Wat is laaggeletterdheid?

Laaggeletterdheid houdt in dat iemand moeite heeft met lezen, schrijven, rekenen en/of digitale vaardigheden. Er is sprake van een niveau dat onvoldoende is als de taalvaardigheid onder 2F (eindniveau vmbo) zit. Het kan ook zijn dat iemand een hoge taalvaardigheid heeft, maar digitaal niet vaardig genoeg is om bijvoorbeeld online formulieren in te vullen.

Uit cijfers van de Stichting Lezen en Schrijven blijkt dat laaggeletterdheid veel voorkomt in de volgende branches: de bouw, schoonmaak, productie, land- en tuinbouw en horeca. Maar ondanks het beeld dat soms wordt geschetst, is de doelgroep zeer divers. Van 65-plussers tot jonge ouders, en van ondernemers met personeel in dienst tot mensen zonder baan. Het gaat zowel om mensen die in Nederland zijn geboren en hier naar school zijn geweest als om mensen die op latere leeftijd naar Nederland zijn gekomen.

Investeren in basisvaardigheden

Investeren in basisvaardigheden op de werkvloer heeft niet alleen voordelen voor de werknemer zelf, maar ook voor de werkgever. Zo merken veel werkgevers die geïnvesteerd hebben in een taalcursus de volgende positieve resultaten:

  • De werknemers communiceren efficiënter en effectiever.
  • De werknemers voelen zich meer betrokken bij de organisatie.
  • Er worden minder fouten gemaakt.  
  • Werkstress én ziekteverzuim gaan omlaag.
  • De werknemers krijgen vaak meer zelfvertrouwen en kunnen zelfstandiger werken.

Subsidie aanvragen

Vanuit het actieprogramma Tel mee met Taal worden tot 2024 jaarlijks subsidies toegekend voor activiteiten die zijn gericht op het voorkomen en verminderen van laaggeletterdheid. Voor laaggeletterde werknemers is in 2021 in totaal € 8,8 miljoen (eenmalig € 6 miljoen extra) beschikbaar. De subsidie bedraagt maximaal € 125.000 per aanvraag en er is sprake van een eigen bijdrage van minimaal 33%. De overheid vergoedt dus 67%. Het maximumbedrag per cursist is € 1.500.

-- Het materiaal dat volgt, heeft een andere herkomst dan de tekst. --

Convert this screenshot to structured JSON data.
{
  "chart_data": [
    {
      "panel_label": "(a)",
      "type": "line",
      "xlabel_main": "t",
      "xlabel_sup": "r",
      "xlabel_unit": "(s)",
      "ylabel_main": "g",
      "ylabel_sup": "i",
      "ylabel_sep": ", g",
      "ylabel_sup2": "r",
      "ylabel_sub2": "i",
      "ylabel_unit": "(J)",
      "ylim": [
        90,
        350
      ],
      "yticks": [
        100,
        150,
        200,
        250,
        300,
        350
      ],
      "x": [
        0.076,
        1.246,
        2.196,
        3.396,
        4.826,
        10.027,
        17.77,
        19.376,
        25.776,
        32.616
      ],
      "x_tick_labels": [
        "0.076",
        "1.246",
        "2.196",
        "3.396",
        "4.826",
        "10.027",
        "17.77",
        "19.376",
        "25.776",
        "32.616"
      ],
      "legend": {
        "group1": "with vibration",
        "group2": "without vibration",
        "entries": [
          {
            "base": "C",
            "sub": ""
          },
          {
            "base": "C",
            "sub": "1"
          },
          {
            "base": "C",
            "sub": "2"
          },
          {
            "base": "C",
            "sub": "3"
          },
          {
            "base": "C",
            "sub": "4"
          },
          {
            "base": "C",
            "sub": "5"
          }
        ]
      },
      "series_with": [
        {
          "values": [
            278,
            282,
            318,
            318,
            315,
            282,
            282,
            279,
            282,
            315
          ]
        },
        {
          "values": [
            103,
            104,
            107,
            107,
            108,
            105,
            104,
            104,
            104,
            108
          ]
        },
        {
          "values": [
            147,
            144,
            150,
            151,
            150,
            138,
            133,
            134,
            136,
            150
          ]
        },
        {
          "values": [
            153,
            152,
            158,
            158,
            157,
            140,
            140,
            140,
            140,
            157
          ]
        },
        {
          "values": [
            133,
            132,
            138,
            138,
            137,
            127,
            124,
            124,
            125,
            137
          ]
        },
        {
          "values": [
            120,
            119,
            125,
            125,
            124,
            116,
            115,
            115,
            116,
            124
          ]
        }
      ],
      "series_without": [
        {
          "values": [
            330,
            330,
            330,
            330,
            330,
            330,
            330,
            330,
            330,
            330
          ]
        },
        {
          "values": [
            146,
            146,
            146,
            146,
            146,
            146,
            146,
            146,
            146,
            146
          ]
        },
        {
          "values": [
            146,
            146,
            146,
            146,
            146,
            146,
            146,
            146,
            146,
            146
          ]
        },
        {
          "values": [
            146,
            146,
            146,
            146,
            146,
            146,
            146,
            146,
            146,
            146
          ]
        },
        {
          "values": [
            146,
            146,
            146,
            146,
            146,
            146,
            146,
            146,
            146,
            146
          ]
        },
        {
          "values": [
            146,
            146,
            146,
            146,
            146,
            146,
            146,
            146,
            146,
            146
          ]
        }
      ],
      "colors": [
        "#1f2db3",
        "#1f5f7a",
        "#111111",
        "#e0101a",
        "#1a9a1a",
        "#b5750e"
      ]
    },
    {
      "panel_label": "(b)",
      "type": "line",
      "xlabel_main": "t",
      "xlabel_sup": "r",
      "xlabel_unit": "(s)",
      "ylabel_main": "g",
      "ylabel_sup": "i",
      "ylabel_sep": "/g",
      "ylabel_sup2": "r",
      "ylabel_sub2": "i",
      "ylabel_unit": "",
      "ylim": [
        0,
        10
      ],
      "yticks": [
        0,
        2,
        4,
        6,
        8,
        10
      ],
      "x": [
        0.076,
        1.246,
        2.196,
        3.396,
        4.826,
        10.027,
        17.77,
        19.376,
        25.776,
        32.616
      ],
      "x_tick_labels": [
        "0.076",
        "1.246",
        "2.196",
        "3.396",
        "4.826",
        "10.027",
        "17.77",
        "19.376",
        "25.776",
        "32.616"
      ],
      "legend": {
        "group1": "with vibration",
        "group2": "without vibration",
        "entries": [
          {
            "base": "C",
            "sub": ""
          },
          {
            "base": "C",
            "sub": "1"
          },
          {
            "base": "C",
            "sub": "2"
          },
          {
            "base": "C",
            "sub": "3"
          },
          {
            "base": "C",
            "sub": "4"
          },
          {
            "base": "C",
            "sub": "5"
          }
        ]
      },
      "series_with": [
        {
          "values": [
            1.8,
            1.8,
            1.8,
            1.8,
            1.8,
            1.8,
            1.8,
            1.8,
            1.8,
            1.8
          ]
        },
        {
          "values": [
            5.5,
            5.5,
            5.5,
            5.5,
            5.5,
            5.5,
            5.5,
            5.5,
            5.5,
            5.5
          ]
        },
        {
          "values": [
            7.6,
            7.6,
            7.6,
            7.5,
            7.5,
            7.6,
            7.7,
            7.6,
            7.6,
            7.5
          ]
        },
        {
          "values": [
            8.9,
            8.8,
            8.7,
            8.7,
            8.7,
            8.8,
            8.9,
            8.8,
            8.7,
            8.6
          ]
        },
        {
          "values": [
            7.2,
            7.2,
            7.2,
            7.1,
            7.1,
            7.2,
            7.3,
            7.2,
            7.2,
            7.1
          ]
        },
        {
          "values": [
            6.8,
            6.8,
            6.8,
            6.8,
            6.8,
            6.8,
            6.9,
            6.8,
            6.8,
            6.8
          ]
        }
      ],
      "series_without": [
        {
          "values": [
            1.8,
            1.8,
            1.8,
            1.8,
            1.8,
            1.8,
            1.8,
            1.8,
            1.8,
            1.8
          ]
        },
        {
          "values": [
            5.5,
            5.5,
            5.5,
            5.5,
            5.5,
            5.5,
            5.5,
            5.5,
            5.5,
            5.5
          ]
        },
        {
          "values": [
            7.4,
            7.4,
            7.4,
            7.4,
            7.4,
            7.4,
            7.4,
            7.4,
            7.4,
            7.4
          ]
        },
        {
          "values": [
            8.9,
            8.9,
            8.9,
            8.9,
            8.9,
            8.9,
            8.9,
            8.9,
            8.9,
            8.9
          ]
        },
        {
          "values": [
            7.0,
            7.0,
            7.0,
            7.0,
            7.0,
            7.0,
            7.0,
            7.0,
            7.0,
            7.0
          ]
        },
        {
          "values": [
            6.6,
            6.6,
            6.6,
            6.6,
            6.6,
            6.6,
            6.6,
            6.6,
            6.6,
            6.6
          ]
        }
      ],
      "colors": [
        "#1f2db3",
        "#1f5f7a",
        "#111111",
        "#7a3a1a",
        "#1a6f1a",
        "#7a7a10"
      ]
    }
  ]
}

Bij de beoordeling van de aanvraag kijkt de Dienst Uitvoering Subsidies aan instellingen (DUS-i) of de scholing leidt tot een betere taalvaardigheid, rekenvaardigheid en/of betere digitale vaardigheden van de werknemer. Het maakt niet uit of de werknemer Nederlands als moedertaal heeft, of dat het gaat om een (arbeids)migrant. Bovendien is de subsidie te gebruiken voor één of meerdere opleidingstrajecten, zolang de werkgever de subsidie alleen inzet voor werknemers met een taalniveau lager dan het referentieniveau 2F. Daarnaast moet de werkgever binnen drie maanden na afronding van de activiteiten een evaluatie indienen bij DUS-i. Deze evaluatie is verplicht en heeft als doel inzicht te krijgen in de geleerde lessen.